The search engine section in the admin pages will allow you to enter the required name and content for the verification files, and automatically create these upon saving the record for the individual search engines.
For more information see the individual sites:
Google, Yahoo and yahoo submissions, Live/Bing
Ask and Moreover does not require authentication. (Moreover is not really a search engine, but provides news many to companies)
See also http://www.hariesdesign.com/tips-and-trick/6-seo/46-submit-a-sitemap-to-top-5-search-engine
Yahoo must be manually submitted the first time.
Setting up your submission job
You can use either cron or backgroundrb to submit your sitemap. My preference is cron. On a Ubuntu server you would do the following:
sudo vi /etc/cron.hourly/submit_sitemaps
Add the following:
#!/usr/bin/env ruby
require 'fileutils'
LUSER="...the user running the app..."
APP_ROOT="/...yoursite..."
RAILS_ENV="production"
RAKE_OPTS='-q -s'
Dir.chdir "#{APP_ROOT}/current"
`su #{LUSER} -c "RAILS_ENV=#{RAILS_ENV} rake #{RAKE_OPTS} sitemap:submit"`
Make it executable:
sudo chmod 755 /etc/cron.hourly/submit_sitemaps
Customizations (adding new models)
The sitemap submission facility has been setup with pages and article_news. If you have more models that you want to add or remove, you need to change the bcms_sitemap.rb file in your config/initializers directory:
- State what models to publish as a hash.
- The keys are plural name of the model.
The values should be the scope to be used, formed as string
Cms::SitemapSubmitter.publish_models = => 'published.not_hidden' :news_articles => 'released'
The bcms_sitemap module will backport your model to access the scopes you define. It will also automatically respond to a defined route for your model, e.g. if you add 'feeds', it will publish the feeds sitemap at http://...yoursite.../sitemaps/feeds.xml
By default the view is generated with the view app/views/sitemaps/models.builder (located with the gem). If you want differenciated priorities or change modification frequencies, you can create your own builder. If so, you will have to give it a corresponding name, e.g. for feeds you would name the view feeds.builder. Below is the source code for the model.builder.
xml.instruct! :xml, :version => "1.0", :encoding => "UTF-8"

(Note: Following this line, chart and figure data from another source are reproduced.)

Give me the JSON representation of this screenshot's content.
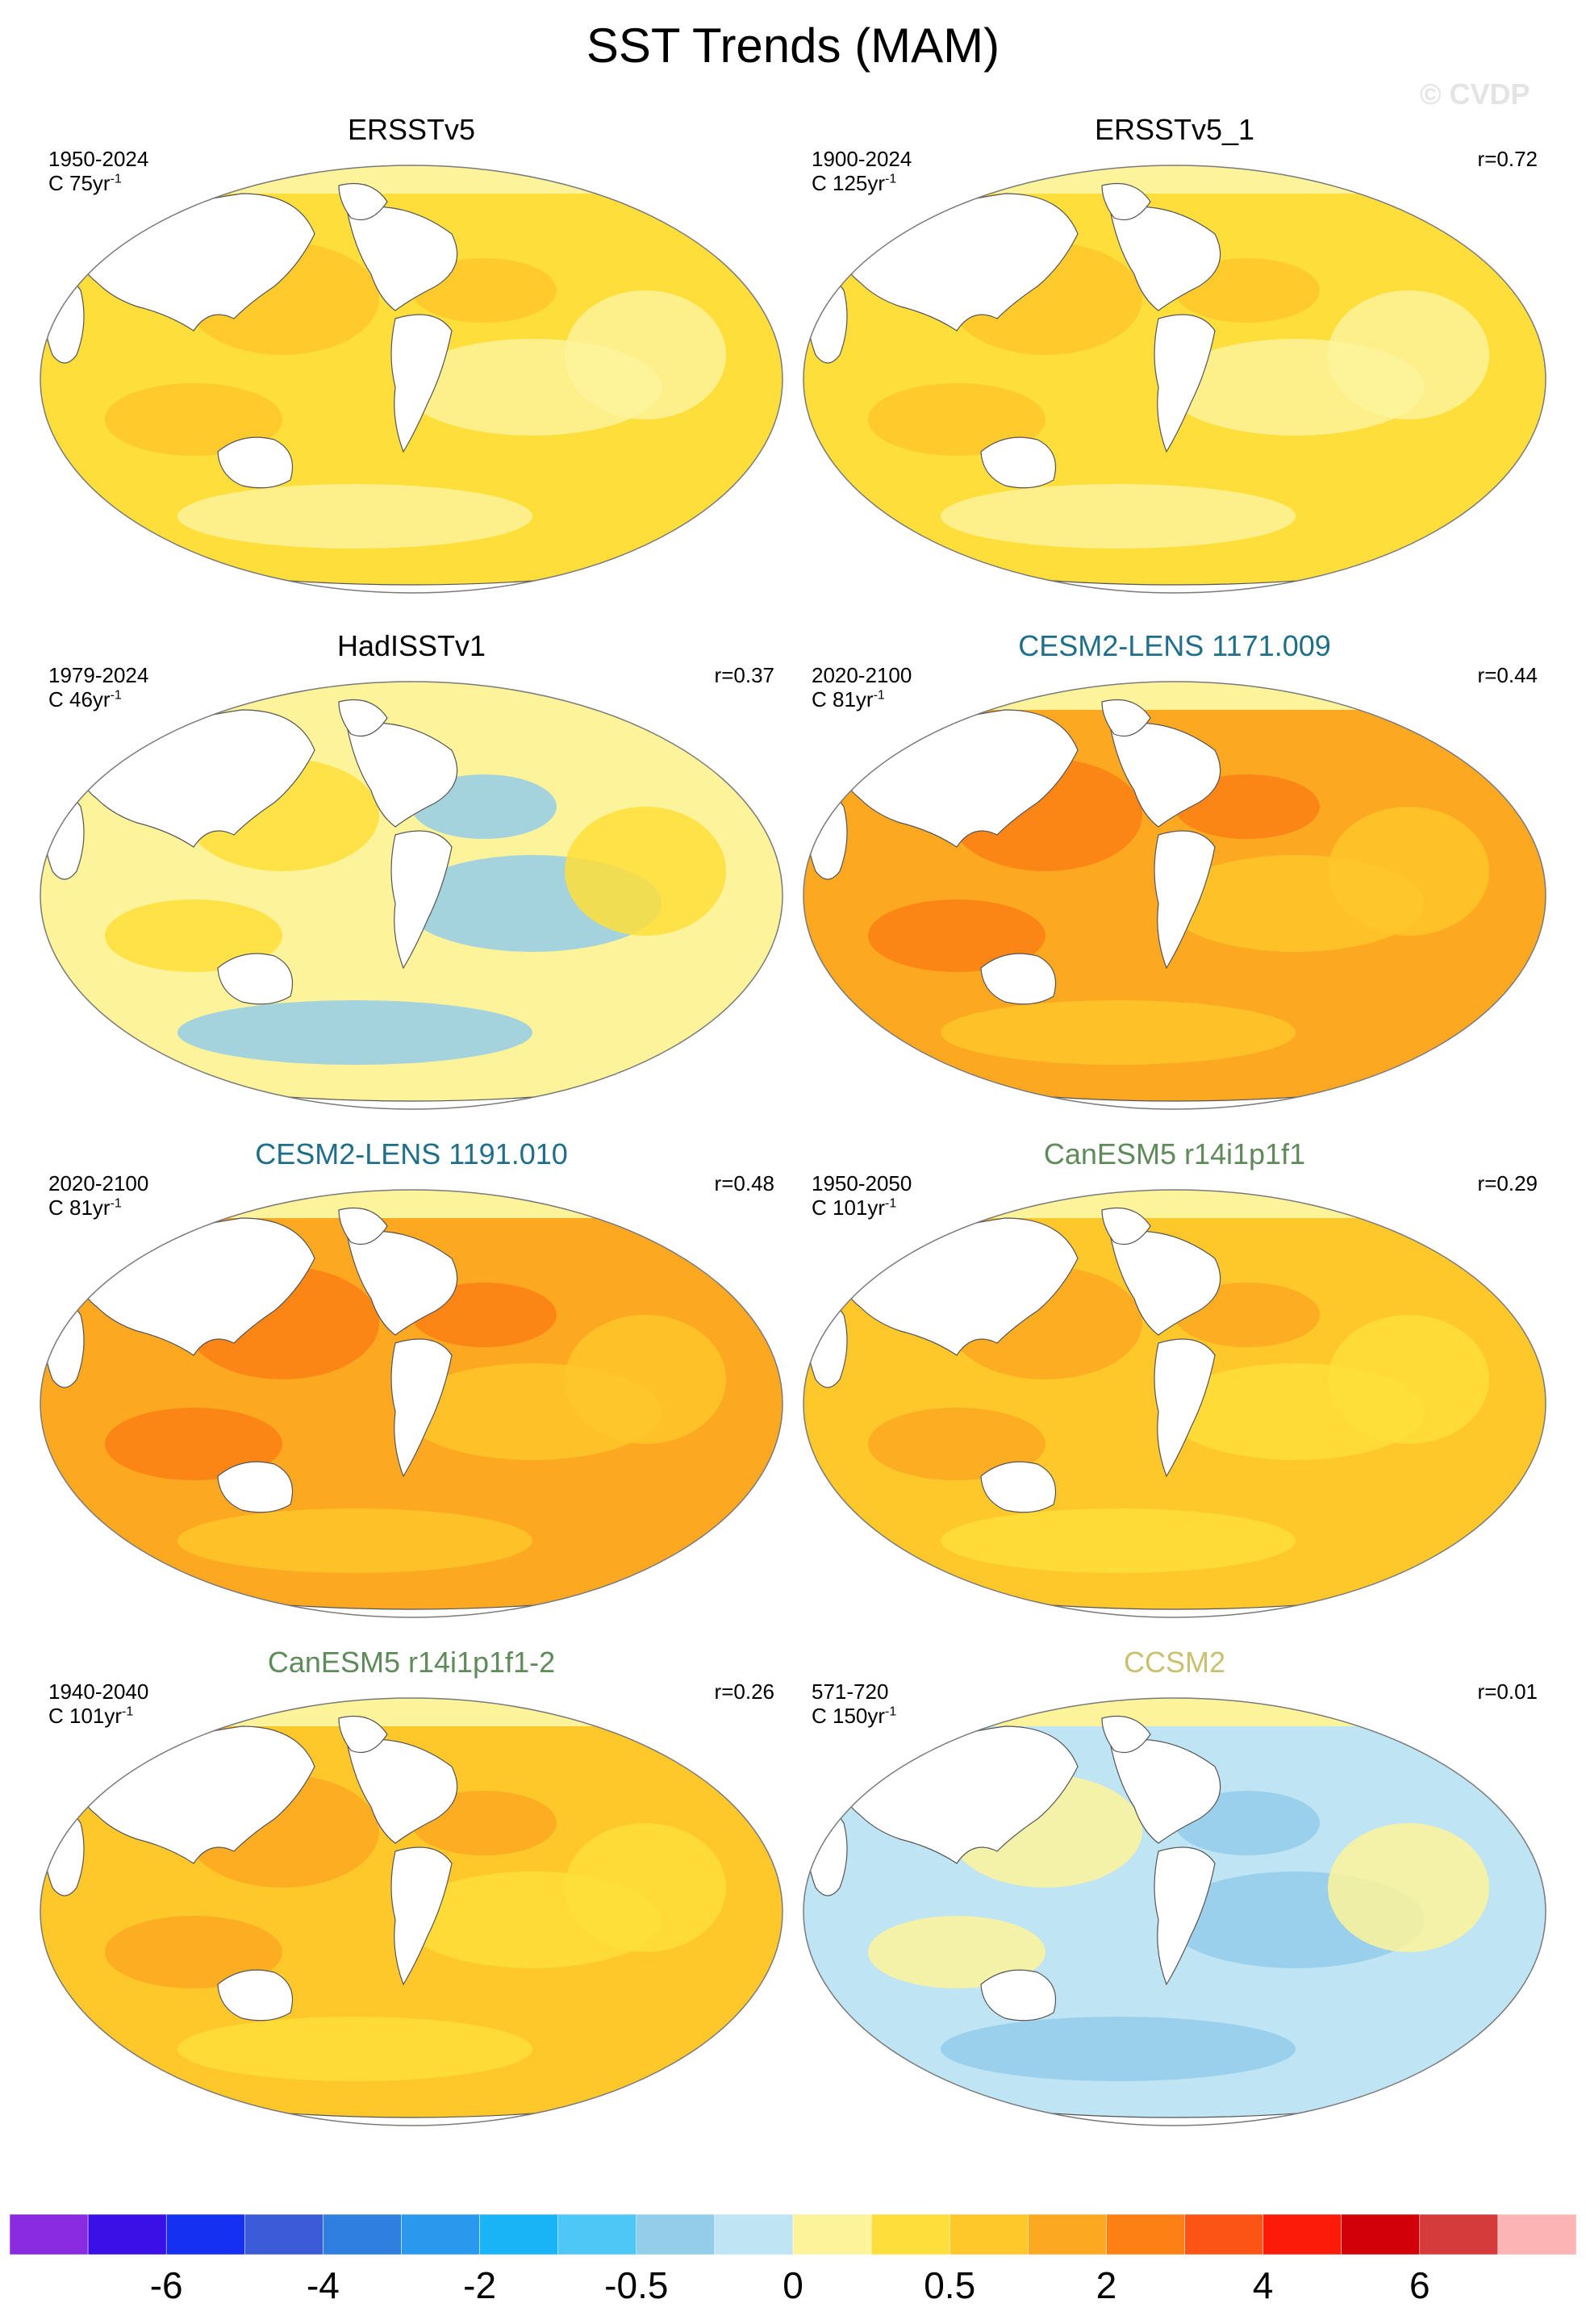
{
  "figure": {
    "title": "SST Trends (MAM)",
    "copyright": "© CVDP"
  },
  "panels": [
    {
      "title": "ERSSTv5",
      "title_color": "#000000",
      "period": "1950-2024",
      "units_prefix": "C 75yr",
      "units_sup": "-1",
      "correlation": "",
      "palette": "warm",
      "dominant_level": 11
    },
    {
      "title": "ERSSTv5_1",
      "title_color": "#000000",
      "period": "1900-2024",
      "units_prefix": "C 125yr",
      "units_sup": "-1",
      "correlation": "r=0.72",
      "palette": "warm",
      "dominant_level": 11
    },
    {
      "title": "HadISSTv1",
      "title_color": "#000000",
      "period": "1979-2024",
      "units_prefix": "C 46yr",
      "units_sup": "-1",
      "correlation": "r=0.37",
      "palette": "mixed",
      "dominant_level": 10
    },
    {
      "title": "CESM2-LENS 1171.009",
      "title_color": "#1f6f8b",
      "period": "2020-2100",
      "units_prefix": "C 81yr",
      "units_sup": "-1",
      "correlation": "r=0.44",
      "palette": "hot",
      "dominant_level": 13
    },
    {
      "title": "CESM2-LENS 1191.010",
      "title_color": "#1f6f8b",
      "period": "2020-2100",
      "units_prefix": "C 81yr",
      "units_sup": "-1",
      "correlation": "r=0.48",
      "palette": "hot",
      "dominant_level": 13
    },
    {
      "title": "CanESM5 r14i1p1f1",
      "title_color": "#5f8a5a",
      "period": "1950-2050",
      "units_prefix": "C 101yr",
      "units_sup": "-1",
      "correlation": "r=0.29",
      "palette": "hot",
      "dominant_level": 12
    },
    {
      "title": "CanESM5 r14i1p1f1-2",
      "title_color": "#5f8a5a",
      "period": "1940-2040",
      "units_prefix": "C 101yr",
      "units_sup": "-1",
      "correlation": "r=0.26",
      "palette": "hot",
      "dominant_level": 12
    },
    {
      "title": "CCSM2",
      "title_color": "#c9c070",
      "period": "571-720",
      "units_prefix": "C 150yr",
      "units_sup": "-1",
      "correlation": "r=0.01",
      "palette": "cool",
      "dominant_level": 9
    }
  ],
  "colorbar": {
    "colors": [
      "#8a2be2",
      "#3a10e6",
      "#1530f0",
      "#3b5bd8",
      "#2f7fe0",
      "#2a98ec",
      "#18b4f6",
      "#4ec6f6",
      "#94cdea",
      "#bfe4f4",
      "#fdf39a",
      "#fede3a",
      "#fec72a",
      "#fca820",
      "#fc8014",
      "#fc5414",
      "#fc1a08",
      "#d20008",
      "#d63b3b",
      "#fcb4b4"
    ],
    "labels": [
      "-6",
      "-4",
      "-2",
      "-0.5",
      "0",
      "0.5",
      "2",
      "4",
      "6"
    ]
  }
}
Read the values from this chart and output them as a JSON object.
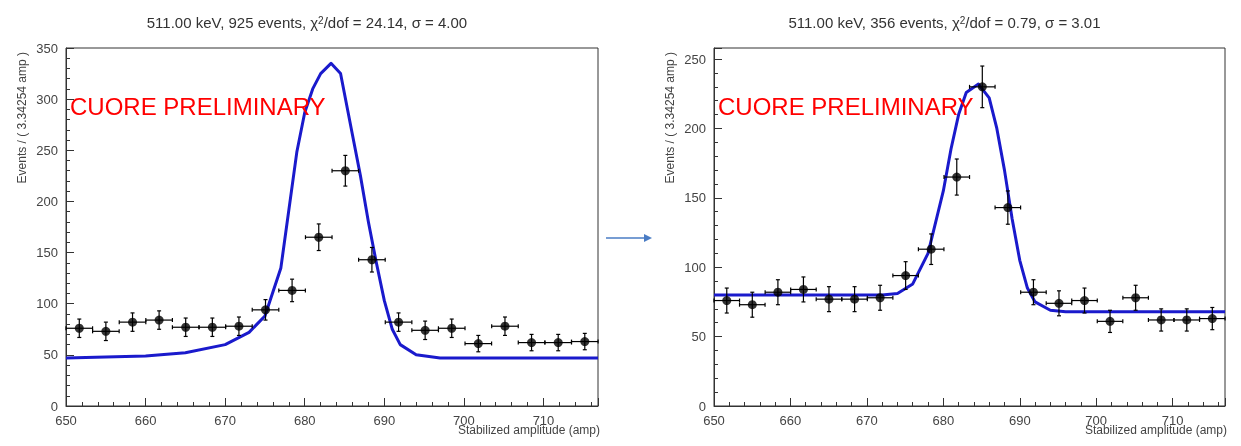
{
  "chart_data": [
    {
      "type": "scatter",
      "title": "511.00 keV, 925 events, χ$^{2}$/dof = 24.14, σ = 4.00",
      "xlabel": "Stabilized amplitude (amp)",
      "ylabel": "Events / ( 3.34254 amp )",
      "annotations": [
        "CUORE PRELIMINARY"
      ],
      "xlim": [
        650,
        716.85
      ],
      "xticks": [
        650,
        660,
        670,
        680,
        690,
        700,
        710
      ],
      "ylim": [
        0,
        350
      ],
      "yticks": [
        0,
        50,
        100,
        150,
        200,
        250,
        300,
        350
      ],
      "grid": false,
      "x": [
        651.67,
        655.01,
        658.36,
        661.7,
        665.04,
        668.39,
        671.73,
        675.07,
        678.41,
        681.76,
        685.1,
        688.44,
        691.79,
        695.13,
        698.47,
        701.81,
        705.16,
        708.5,
        711.85,
        715.19
      ],
      "series": [
        {
          "color": "#000000",
          "marker": "circle",
          "values": [
            76,
            73,
            82,
            84,
            77,
            77,
            78,
            94,
            113,
            165,
            230,
            143,
            82,
            74,
            76,
            61,
            78,
            62,
            62,
            63
          ],
          "errors": [
            9,
            9,
            9,
            9,
            9,
            9,
            9,
            10,
            11,
            13,
            15,
            12,
            9,
            9,
            9,
            8,
            9,
            8,
            8,
            8
          ],
          "xerrors": [
            1.67,
            1.67,
            1.67,
            1.67,
            1.67,
            1.67,
            1.67,
            1.67,
            1.67,
            1.67,
            1.67,
            1.67,
            1.67,
            1.67,
            1.67,
            1.67,
            1.67,
            1.67,
            1.67,
            1.67
          ]
        },
        {
          "type": "line",
          "color": "#1a1acc",
          "marker": "none",
          "x": [
            650,
            660,
            665,
            670,
            673,
            675,
            677,
            679,
            680,
            681,
            682,
            683.3,
            684.5,
            686,
            687,
            688,
            689,
            690,
            691,
            692,
            694,
            697,
            716.85
          ],
          "values": [
            47,
            49,
            52,
            60,
            72,
            88,
            135,
            248,
            287,
            310,
            325,
            335,
            325,
            265,
            225,
            180,
            140,
            103,
            75,
            60,
            50,
            47,
            47
          ]
        }
      ]
    },
    {
      "type": "scatter",
      "title": "511.00 keV, 356 events, χ$^{2}$/dof = 0.79, σ = 3.01",
      "xlabel": "Stabilized amplitude (amp)",
      "ylabel": "Events / ( 3.34254 amp )",
      "annotations": [
        "CUORE PRELIMINARY"
      ],
      "xlim": [
        650,
        716.85
      ],
      "xticks": [
        650,
        660,
        670,
        680,
        690,
        700,
        710
      ],
      "ylim": [
        0,
        258
      ],
      "yticks": [
        0,
        50,
        100,
        150,
        200,
        250
      ],
      "grid": false,
      "x": [
        651.67,
        655.01,
        658.36,
        661.7,
        665.04,
        668.39,
        671.73,
        675.07,
        678.41,
        681.76,
        685.1,
        688.44,
        691.79,
        695.13,
        698.47,
        701.81,
        705.16,
        708.5,
        711.85,
        715.19
      ],
      "series": [
        {
          "color": "#000000",
          "marker": "circle",
          "values": [
            76,
            73,
            82,
            84,
            77,
            77,
            78,
            94,
            113,
            165,
            230,
            143,
            82,
            74,
            76,
            61,
            78,
            62,
            62,
            63
          ],
          "errors": [
            9,
            9,
            9,
            9,
            9,
            9,
            9,
            10,
            11,
            13,
            15,
            12,
            9,
            9,
            9,
            8,
            9,
            8,
            8,
            8
          ],
          "xerrors": [
            1.67,
            1.67,
            1.67,
            1.67,
            1.67,
            1.67,
            1.67,
            1.67,
            1.67,
            1.67,
            1.67,
            1.67,
            1.67,
            1.67,
            1.67,
            1.67,
            1.67,
            1.67,
            1.67,
            1.67
          ]
        },
        {
          "type": "line",
          "color": "#1a1acc",
          "marker": "none",
          "x": [
            650,
            672,
            674,
            676,
            678,
            680,
            681,
            682,
            683,
            684.6,
            686,
            687,
            688,
            689,
            690,
            691,
            692,
            694,
            696,
            716.85
          ],
          "values": [
            80,
            80,
            81,
            88,
            110,
            155,
            185,
            210,
            226,
            232,
            222,
            200,
            170,
            135,
            105,
            85,
            75,
            69,
            68,
            68
          ]
        }
      ]
    }
  ]
}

xml.urlset :xmlns => "http://www.sitemaps.org/schemas/sitemap/0.9" do
@objects.each do |object|
xml.url do
xml.loc xml_url(object)
xml.lastmod xml_lastmod(object)
xml.changefreq 'weekly'
xml.priority '0.5'
end
end
end
The controller instanciates a variable with the model name pluralized, if you would prefere to use that, i.e. if the builder you are creating is for feeds, you may use @feeds instead of @objects.
Rake tasks
There are three rake tasks:
- sitemap:submit which submits the sitemaps
- sitemap:status which lists the status of submitted sitemaps to the search engines
- sitemap:verify_signatories which re-creates signatory (verification) files after deployment, if necessary.
If you deploy using capistrano, you may want to add the sitemap:verify_signatories task deployment.rb
namespace :sitemap, :roles => :app do
task :verify_signatories do
rake = fetch(:rake, "rake")
rails_env = fetch(:rails_env, "production")
run "cd \#{current_path}; \#{rake} RAILS_ENV=\#{rails_env} sitemap:verify_signatories"
end
end
after "deploy:finalize_update", "sitemap:verify_signatories"
Considerations for the future
Currently the module is placing a template for rendering the search engines in the administration interface, due to inflexible module facilities in BrowserCMS. (Should be on the backlog for the browser cms team). Meanwhile, that view has to be stored locally.
Issues
I have had some issues with submitting updates to yahoo. This is currently under investigation.